Tüm bu umutsuz tabloda Ludmilla’nın mektuplarının alıcısı kalmamıştır; kentin yaşadığı bu derin yok oluş içinde Joaquim’in de zihninde onu buraya getiren mektuplar yoktur artık. Burada da geçmişinden kaçmaktadır: “Split’te de, Saraybosna’da da varoluşun anlamının gizlendiği o kör noktayı keşfetmeyi reddetmemişti. Ülkeden ülkeye, şehirden şehire, çatışmadan çatışmaya, tehlikeden tehlikeye koşmasının nedeni, ne cesaret ne kararlılıktı. Tek neden, Viviane’ın anısıyla, olduğu yerde kalmanın imkânsızlığı ve vücuttan yüze, topraktan denize, gürültüden sessizliğe her yerde onu arama gereksinimiydi” (s.100).

Joaquim’i biraz Camus’yü de düşünerek uyumsuz bir roman kişisi olarak mı görmeliyiz? Ya da psikolojik bir okumayla, aileden ve ebeveynden gelen zincirleme duygusal travmaların kurbanı olarak mı? Yirmi birinci yüzyılda toplumun üst düzey ya da avantajlı kesiminin yakalandığı hastalıklarla kararan bir hayatın orta yerinde Joaquim, içinde yaşanılan coğrafya fark etmeksizin, dünyanın dört bir yanında yaşanan çatışmalı siyasetlerle savrulan dünyada bir yerlere oturuyor. Yine de onun tam olarak kim ve ne olduğunu söyleyemiyoruz. Ama onu tanıyoruz.

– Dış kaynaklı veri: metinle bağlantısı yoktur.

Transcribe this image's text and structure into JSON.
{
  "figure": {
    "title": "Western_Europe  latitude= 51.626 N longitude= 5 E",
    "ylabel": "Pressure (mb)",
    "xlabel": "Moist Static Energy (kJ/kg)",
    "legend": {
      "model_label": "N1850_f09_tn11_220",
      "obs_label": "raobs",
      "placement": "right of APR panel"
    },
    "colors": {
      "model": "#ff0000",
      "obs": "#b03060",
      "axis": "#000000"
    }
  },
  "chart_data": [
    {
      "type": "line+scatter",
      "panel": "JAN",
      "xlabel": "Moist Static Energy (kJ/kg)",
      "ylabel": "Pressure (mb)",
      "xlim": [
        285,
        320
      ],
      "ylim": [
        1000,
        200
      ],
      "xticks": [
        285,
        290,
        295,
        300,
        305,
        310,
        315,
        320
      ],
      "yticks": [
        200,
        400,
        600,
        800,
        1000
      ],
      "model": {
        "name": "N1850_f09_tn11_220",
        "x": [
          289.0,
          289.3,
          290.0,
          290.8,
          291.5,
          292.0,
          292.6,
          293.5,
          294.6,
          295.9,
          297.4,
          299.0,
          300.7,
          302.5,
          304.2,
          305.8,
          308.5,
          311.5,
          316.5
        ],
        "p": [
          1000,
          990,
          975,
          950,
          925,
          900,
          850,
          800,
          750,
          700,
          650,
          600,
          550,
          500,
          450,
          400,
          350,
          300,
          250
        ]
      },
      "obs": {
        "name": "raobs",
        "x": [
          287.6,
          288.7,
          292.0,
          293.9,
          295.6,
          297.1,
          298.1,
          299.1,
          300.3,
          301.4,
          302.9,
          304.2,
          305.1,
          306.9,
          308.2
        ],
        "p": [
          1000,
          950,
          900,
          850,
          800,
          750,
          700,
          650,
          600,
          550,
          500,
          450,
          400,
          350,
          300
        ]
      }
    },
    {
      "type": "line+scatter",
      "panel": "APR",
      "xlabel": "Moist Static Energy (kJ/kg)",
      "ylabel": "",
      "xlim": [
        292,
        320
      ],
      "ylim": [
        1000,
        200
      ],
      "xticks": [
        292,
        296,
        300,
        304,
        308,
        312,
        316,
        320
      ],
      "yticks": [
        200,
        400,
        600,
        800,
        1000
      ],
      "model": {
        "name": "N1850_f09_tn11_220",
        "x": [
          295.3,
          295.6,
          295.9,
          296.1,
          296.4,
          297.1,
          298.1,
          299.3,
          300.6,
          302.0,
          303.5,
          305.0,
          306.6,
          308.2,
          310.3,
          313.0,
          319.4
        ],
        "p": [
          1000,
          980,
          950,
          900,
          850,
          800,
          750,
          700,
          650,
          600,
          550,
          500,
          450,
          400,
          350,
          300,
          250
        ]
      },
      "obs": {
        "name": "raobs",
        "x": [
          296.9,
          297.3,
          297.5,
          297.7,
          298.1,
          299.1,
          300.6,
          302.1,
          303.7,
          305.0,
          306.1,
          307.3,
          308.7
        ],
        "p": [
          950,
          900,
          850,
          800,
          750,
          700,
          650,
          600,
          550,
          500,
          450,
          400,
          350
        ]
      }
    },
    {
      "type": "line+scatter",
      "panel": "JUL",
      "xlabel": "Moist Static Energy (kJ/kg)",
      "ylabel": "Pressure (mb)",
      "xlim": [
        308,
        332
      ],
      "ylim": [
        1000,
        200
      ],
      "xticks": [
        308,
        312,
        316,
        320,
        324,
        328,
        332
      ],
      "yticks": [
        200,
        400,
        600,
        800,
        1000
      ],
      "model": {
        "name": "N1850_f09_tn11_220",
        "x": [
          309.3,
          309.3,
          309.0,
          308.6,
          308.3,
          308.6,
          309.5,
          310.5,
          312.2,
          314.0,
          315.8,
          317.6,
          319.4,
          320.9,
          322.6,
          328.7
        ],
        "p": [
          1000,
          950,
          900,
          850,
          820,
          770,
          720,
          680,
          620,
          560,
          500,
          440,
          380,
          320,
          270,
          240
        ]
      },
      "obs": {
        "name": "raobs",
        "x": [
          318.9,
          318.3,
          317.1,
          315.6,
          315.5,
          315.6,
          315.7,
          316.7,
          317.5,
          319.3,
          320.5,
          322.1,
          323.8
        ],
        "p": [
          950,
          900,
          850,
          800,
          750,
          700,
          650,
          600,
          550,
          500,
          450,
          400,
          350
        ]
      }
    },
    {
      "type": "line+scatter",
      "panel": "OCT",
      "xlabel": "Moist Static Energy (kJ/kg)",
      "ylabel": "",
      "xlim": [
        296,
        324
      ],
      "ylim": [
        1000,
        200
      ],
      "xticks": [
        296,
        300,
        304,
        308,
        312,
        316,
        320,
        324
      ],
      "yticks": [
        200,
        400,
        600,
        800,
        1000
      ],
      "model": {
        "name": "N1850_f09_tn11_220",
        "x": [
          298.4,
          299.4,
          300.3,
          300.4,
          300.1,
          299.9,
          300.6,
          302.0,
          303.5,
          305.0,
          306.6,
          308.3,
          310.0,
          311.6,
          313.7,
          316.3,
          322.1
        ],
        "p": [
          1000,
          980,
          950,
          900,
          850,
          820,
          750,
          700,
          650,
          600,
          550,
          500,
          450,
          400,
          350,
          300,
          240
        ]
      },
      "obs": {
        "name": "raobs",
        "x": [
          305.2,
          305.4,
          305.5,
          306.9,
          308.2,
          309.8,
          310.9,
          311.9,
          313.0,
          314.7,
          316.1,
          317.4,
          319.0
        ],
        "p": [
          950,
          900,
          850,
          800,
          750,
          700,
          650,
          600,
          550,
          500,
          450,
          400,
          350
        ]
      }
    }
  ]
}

Kültürlü, varsıl, yüksek bir toplumsal sınıfın avantajlarıyla doğmuş roman kahramanını kişisel uçurumunun kıyısından alıp, ölü kız kardeşin imgesinden özgürleşemeyeceğini bile bile, onu fotoğrafçılık yapmaya Avrupa’nın orta yerine yollayan romancıya gelince, ustaca ve müthiş inceliklerle kurduğu romanıyla, savaşın da barışın da sürekli bir adım ötesinde ya da berisinde olduğumuzu hatırlatıyor ve kolay kolay etkisinden çıkamayacağımız bir okuma deneyimine çağırıyor.

Kaynakça

İngrid Thobois, Solliciano, çev. Aykut Derman, Yapı Kredi Yayınları, 2013.

İngrid Thobois Miss Sarajevo Veya Kendinden Kaçan Bir Adam, çev. Özge Akkaya, SaltOkur, 2021.